Elderly patients experiencing weight loss require immediate care to stop weight loss. Loss of weight among older adults can undermine the recovery process or trigger additional health conditions. Body weakness can lead to weak immunity that can cause other health conditions.
The cultural background of a patient can undermine their recovery. Patients from poor backgrounds can experience challenges in fighting migraines. For example, foul smell, noises, poverty, and negative beliefs can undermine treatment plans and recovery adherence. Some community beliefs argue that traditional medication is effective for the treatment of migraine. It is important to educate the patient to eliminate negative beliefs.

References
Becker, W. J. (2017). The diagnosis and management of chronic migraine in primary care. Headache: The Journal of Head and Face Pain, 57(9), 1471-1481.

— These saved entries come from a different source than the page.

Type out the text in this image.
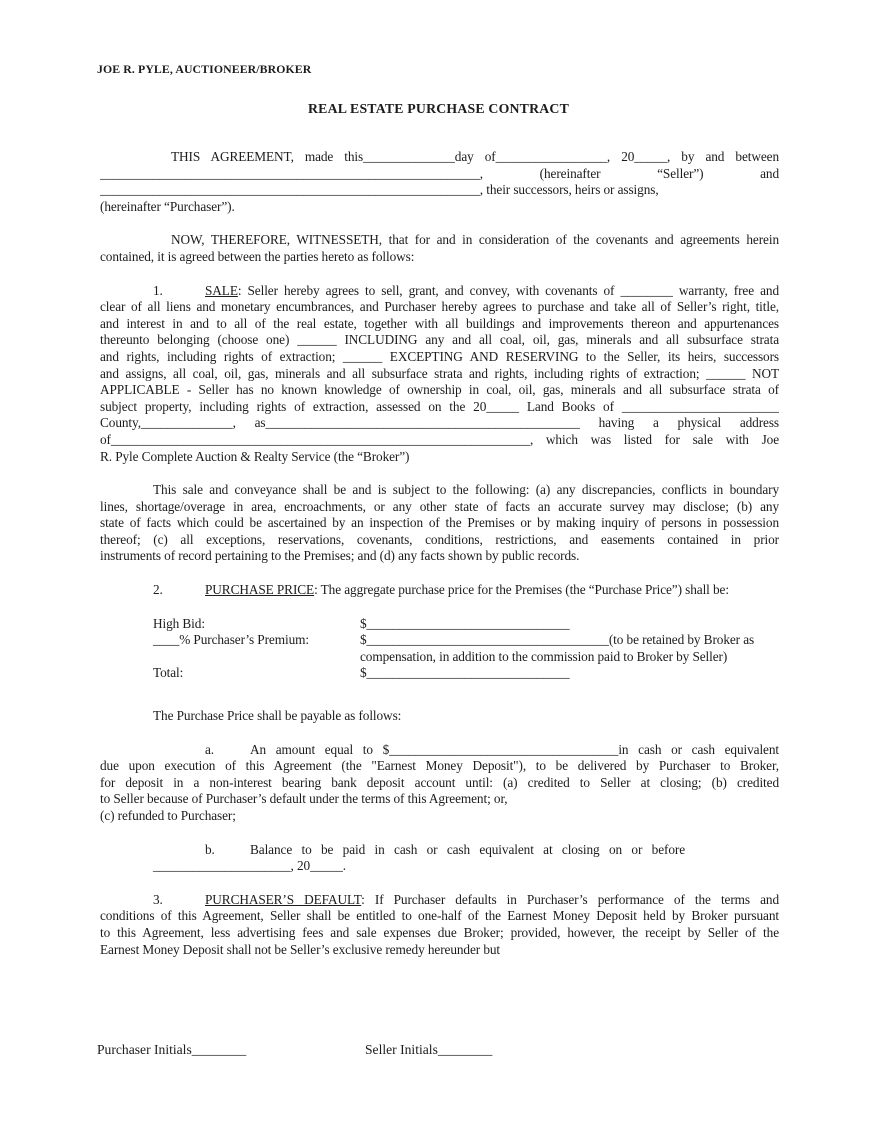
JOE R. PYLE, AUCTIONEER/BROKER
REAL ESTATE PURCHASE CONTRACT
THIS AGREEMENT, made this______________day of_________________, 20_____, by and between
__________________________________________________________, (hereinafter “Seller”) and
__________________________________________________________, their successors, heirs or assigns,
(hereinafter “Purchaser”).
NOW, THEREFORE, WITNESSETH, that for and in consideration of the covenants and agreements herein
contained, it is agreed between the parties hereto as follows:
1.	SALE: Seller hereby agrees to sell, grant, and convey, with covenants of ________ warranty, free and
clear of all liens and monetary encumbrances, and Purchaser hereby agrees to purchase and take all of Seller’s right, title,
and interest in and to all of the real estate, together with all buildings and improvements thereon and appurtenances
thereunto belonging (choose one) ______ INCLUDING any and all coal, oil, gas, minerals and all subsurface strata
and rights, including rights of extraction; ______ EXCEPTING AND RESERVING to the Seller, its heirs, successors
and assigns, all coal, oil, gas, minerals and all subsurface strata and rights, including rights of extraction; ______ NOT
APPLICABLE - Seller has no known knowledge of ownership in coal, oil, gas, minerals and all subsurface strata of
subject property, including rights of extraction, assessed on the 20_____ Land Books of ________________________
County,______________, as________________________________________________ having a physical address
of________________________________________________________________, which was listed for sale with Joe
R. Pyle Complete Auction & Realty Service (the “Broker”)
This sale and conveyance shall be and is subject to the following: (a) any discrepancies, conflicts in boundary
lines, shortage/overage in area, encroachments, or any other state of facts an accurate survey may disclose; (b) any
state of facts which could be ascertained by an inspection of the Premises or by making inquiry of persons in possession
thereof; (c) all exceptions, reservations, covenants, conditions, restrictions, and easements contained in prior
instruments of record pertaining to the Premises; and (d) any facts shown by public records.
2.	PURCHASE PRICE: The aggregate purchase price for the Premises (the “Purchase Price”) shall be:
High Bid:	$_______________________________
____% Purchaser’s Premium:	$_____________________________________(to be retained by Broker as
compensation, in addition to the commission paid to Broker by Seller)
Total:	$_______________________________
The Purchase Price shall be payable as follows:
a.	An amount equal to $___________________________________in cash or cash equivalent
due upon execution of this Agreement (the "Earnest Money Deposit"), to be delivered by Purchaser to Broker,
for deposit in a non-interest bearing bank deposit account until: (a) credited to Seller at closing; (b) credited
to Seller because of Purchaser’s default under the terms of this Agreement; or,
(c) refunded to Purchaser;
b.	Balance to be paid in cash or cash equivalent at closing on or before
_____________________, 20_____.
3.	PURCHASER’S DEFAULT: If Purchaser defaults in Purchaser’s performance of the terms and
conditions of this Agreement, Seller shall be entitled to one-half of the Earnest Money Deposit held by Broker pursuant
to this Agreement, less advertising fees and sale expenses due Broker; provided, however, the receipt by Seller of the
Earnest Money Deposit shall not be Seller’s exclusive remedy hereunder but
Purchaser Initials________	Seller Initials________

Burch, R. (2019). Migraine and tension-type headache: diagnosis and treatment. Medical Clinics, 103(2), 215-233.
Minen, M. T., Loder, E., Tishler, L., & Silbersweig, D. (2016). Migraine diagnosis and treatment: a knowledge and needs assessment among primary care providers. Cephalalgia, 36(4), 358-370.
Sergeev, A. V. (2018). Migraine'masks': differential diagnosis of acute headache. Journal, 118(1), 96.
Wijeratne, T., Tang, H. M., Crewther, D., & Crewther, S. (2019). Prevalence of migraine in the elderly: a narrated review. Neuroepidemiology, 52(1-2), 104-110.